Américo Vespucio, relato de un error histórico.

Regalar un libro de Stefan Zweig es un acto seguro. Genera agradecimiento inmediato si se trata de uno de sus lectores, o bien la satisfacción de haber introducido un autor excepcional a quien lo recibe. A través de la magia del señor Zweig seguramente seremos recordados por el homenajeado.

Mi hermano hizo lo propio, prestándome Américo Vespucio de Stefan Zweig. Si bien el señor Sweig es fantástico en novelas, sus ensayos son particularmente excepcionales. Y de éstos, las “miniaturas históricas” son imperdibles, tal como las que integran Momentos Estelares de la Humanidad o Magallanes.

El libro sobre Américo es otra miniatura histórica. Muy relevante porque ciertamente pocos sabemos porque América finalmente no lleva el nombre de su descubridor y es aquí donde el relato cobra interés. Además de ilustrar lo confuso que fue el descubrimiento del nuevo continente (Colón como muchos otros murieron pensando que habían llegado a las Indias), lo más relevante de esta historia es que muestra el poder de la palabra escrita. Américo tuvo dos aciertos. El primero reconocer que la tierra que exploraba no podía ser las Indias, por lo tanto era algo nuevo. Pero lo que lo inmortalizó es haberlo narrado. Sus escritos en latín, la lengua de los eruditos de la época, generó que sus viajes tuviesen un eco que no encontraron los de otros marineros.

El mérito de Américo

Para Stefan Sweig, Américo tiene como mérito el haber entendido que la tierra era mucho más grande, que unas semanas de viaje no eran suficientes para llegar a las Indias. Lo que implicaría que el mundo fuese redondo, pero pequeño. Por lo que el descubrimiento tiene validez no sólo para el que lo logra (Colón), sino para aquel que lo comprende (Américo). En ese sentido, los americanos no debemos sentirnos defraudados con el hecho de no habernos llamado colombianos. Al final, Américo no hizo la gesta heroica, pero sí ayudo a quitar la niebla sobre la que se cernía el mundo. Había un continente más. Somos hijos de un hombre sencillo y honesto, que no prometió oro ni riquezas, solo describió de una forma sencilla lo que vio. Sus motivaciones eran las de un hombre libre que no llevó esclavos a Europa. Su curiosidad lo llevo a viajar a los 50 años de edad el mismo océano que Colon, sin la mayor promesa a sus benefactores que narrar lo visto.

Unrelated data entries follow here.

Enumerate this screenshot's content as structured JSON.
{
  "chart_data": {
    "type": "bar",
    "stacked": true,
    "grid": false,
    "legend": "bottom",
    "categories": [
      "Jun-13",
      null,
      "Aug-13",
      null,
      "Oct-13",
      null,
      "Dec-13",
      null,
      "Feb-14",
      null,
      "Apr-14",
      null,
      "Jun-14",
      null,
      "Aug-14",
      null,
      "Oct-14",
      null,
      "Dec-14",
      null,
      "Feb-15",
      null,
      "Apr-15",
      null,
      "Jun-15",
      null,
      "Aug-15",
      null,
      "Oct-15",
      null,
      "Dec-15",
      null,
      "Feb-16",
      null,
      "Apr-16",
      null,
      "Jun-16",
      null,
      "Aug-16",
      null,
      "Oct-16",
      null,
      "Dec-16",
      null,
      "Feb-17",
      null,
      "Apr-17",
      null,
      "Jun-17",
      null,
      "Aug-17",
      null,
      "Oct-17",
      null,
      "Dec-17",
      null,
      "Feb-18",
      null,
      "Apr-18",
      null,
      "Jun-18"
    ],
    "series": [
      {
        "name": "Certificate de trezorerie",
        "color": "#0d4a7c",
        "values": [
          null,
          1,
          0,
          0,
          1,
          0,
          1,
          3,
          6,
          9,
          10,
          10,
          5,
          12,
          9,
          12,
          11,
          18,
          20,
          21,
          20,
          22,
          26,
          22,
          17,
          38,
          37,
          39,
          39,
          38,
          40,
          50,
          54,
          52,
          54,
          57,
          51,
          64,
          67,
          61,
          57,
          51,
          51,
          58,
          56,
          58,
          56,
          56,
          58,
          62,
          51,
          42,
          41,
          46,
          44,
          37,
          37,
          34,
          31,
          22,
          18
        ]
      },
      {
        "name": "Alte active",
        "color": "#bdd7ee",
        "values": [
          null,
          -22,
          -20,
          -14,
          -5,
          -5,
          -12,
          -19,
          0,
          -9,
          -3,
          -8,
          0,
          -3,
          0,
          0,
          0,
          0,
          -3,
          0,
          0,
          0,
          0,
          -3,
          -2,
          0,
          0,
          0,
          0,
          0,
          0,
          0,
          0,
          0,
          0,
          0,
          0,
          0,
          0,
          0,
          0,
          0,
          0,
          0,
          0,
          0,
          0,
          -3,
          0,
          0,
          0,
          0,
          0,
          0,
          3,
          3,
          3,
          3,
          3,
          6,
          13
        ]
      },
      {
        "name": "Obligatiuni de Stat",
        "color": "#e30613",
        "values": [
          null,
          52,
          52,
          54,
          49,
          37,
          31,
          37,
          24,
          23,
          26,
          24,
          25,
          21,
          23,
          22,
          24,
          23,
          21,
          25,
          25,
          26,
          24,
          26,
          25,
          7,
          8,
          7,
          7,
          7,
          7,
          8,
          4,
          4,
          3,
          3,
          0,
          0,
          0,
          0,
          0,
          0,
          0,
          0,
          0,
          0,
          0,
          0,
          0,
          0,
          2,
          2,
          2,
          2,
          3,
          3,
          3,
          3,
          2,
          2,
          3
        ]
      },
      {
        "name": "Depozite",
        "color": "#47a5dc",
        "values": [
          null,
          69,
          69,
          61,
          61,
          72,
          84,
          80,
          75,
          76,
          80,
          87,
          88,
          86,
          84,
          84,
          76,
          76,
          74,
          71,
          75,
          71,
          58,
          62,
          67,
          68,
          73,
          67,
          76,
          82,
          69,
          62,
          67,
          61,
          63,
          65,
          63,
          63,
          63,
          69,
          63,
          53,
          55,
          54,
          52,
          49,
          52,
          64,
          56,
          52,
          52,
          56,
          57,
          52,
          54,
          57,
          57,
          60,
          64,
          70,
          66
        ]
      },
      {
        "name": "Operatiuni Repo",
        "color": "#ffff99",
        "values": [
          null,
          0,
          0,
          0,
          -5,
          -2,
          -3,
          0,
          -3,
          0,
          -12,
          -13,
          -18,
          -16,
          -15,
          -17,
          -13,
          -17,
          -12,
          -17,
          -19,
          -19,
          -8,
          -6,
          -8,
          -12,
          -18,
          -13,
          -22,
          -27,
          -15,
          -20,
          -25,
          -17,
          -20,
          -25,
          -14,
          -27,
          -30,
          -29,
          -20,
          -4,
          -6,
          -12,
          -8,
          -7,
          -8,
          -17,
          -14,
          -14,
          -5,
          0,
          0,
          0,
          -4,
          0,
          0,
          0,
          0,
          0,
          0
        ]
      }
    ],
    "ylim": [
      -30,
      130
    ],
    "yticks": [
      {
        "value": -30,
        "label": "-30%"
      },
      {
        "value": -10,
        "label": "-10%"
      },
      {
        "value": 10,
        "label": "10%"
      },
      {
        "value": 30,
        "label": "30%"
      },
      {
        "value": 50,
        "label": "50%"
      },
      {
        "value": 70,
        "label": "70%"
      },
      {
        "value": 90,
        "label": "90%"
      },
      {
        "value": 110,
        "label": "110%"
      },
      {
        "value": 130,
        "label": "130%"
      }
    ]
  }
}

Es la palabra escrita en un par de publicaciones que por azarosas circunstancias ponen a Américo como el pionero del Nuevo Mundo. Al principio sólo es percepción, después la palabra escrita se afianza y se reproduce.

1497 vs 1499

Dos años de diferencia. Américo se adelanta con sus escritos en latín y la reproducción de estos a través de Europa, donde en ellos afirma en su texto Mundus Novus, que Brasil no era Asia. Hay que tener en cuenta que Colón aún en su segundo viaje llevaba las cartas de la Reina para el Gran Kan de Quinsay. ¡Esperando encontrarlo a unos pasos de Cuba!

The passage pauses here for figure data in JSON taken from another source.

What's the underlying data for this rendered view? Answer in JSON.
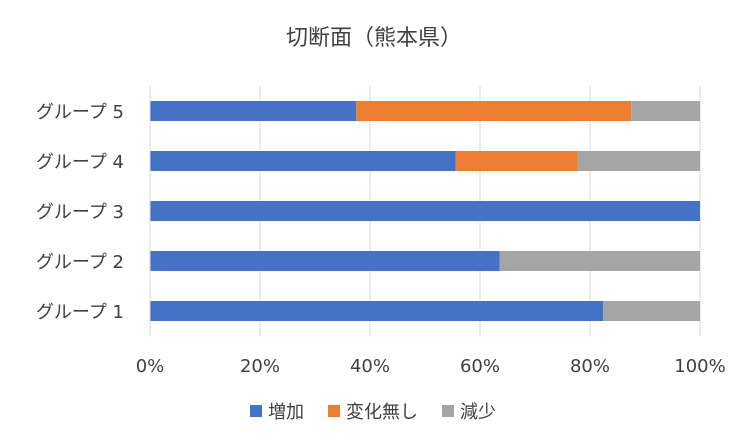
{
  "chart_data": {
    "type": "bar",
    "orientation": "horizontal",
    "stacked": "percent",
    "title": "切断面（熊本県）",
    "categories": [
      "グループ 5",
      "グループ 4",
      "グループ 3",
      "グループ 2",
      "グループ 1"
    ],
    "series": [
      {
        "name": "増加",
        "color": "#4472C4",
        "values": [
          37.5,
          55.6,
          100,
          63.6,
          82.4
        ]
      },
      {
        "name": "変化無し",
        "color": "#ED7D31",
        "values": [
          50.0,
          22.2,
          0,
          0,
          0
        ]
      },
      {
        "name": "減少",
        "color": "#A5A5A5",
        "values": [
          12.5,
          22.2,
          0,
          36.4,
          17.6
        ]
      }
    ],
    "x_ticks": [
      "0%",
      "20%",
      "40%",
      "60%",
      "80%",
      "100%"
    ],
    "xlim": [
      0,
      100
    ],
    "grid": true,
    "legend_position": "bottom"
  }
}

En aquellos años, el poco rigor editorial de algunas imprentas permitía que mentiras se divulgaran por todo el mundo, apoyados por el poder de la palabra escrita. En los siguientes siglos, el trabajo editorial se profesionalizó enormemente hasta lograr que lo dicho en papel fuese una verdad asimilable. Así hasta llegar a nuestros tiempos, donde el mundo digital con millones de voces sin tapabocas publica en las redes miles de verdades a medias y otras mentiras.

América, un error editorial, nos muestra el peligro de volver a una época donde la palabra escrita no tenga filtros ni guardianes. ¡Ojo!, no confundamos el rigor con la libertad de expresión. Publicar que Américo Vespucio descubrió América no es un asunto de libertad de prensa, es simplemente un abuso del poder de la palabra escrita. Como siempre, gracias a Stefan Zweig por esta miniatura histórica, que probablemente hoy tenga más validez que hace un siglo cuando fue escrita.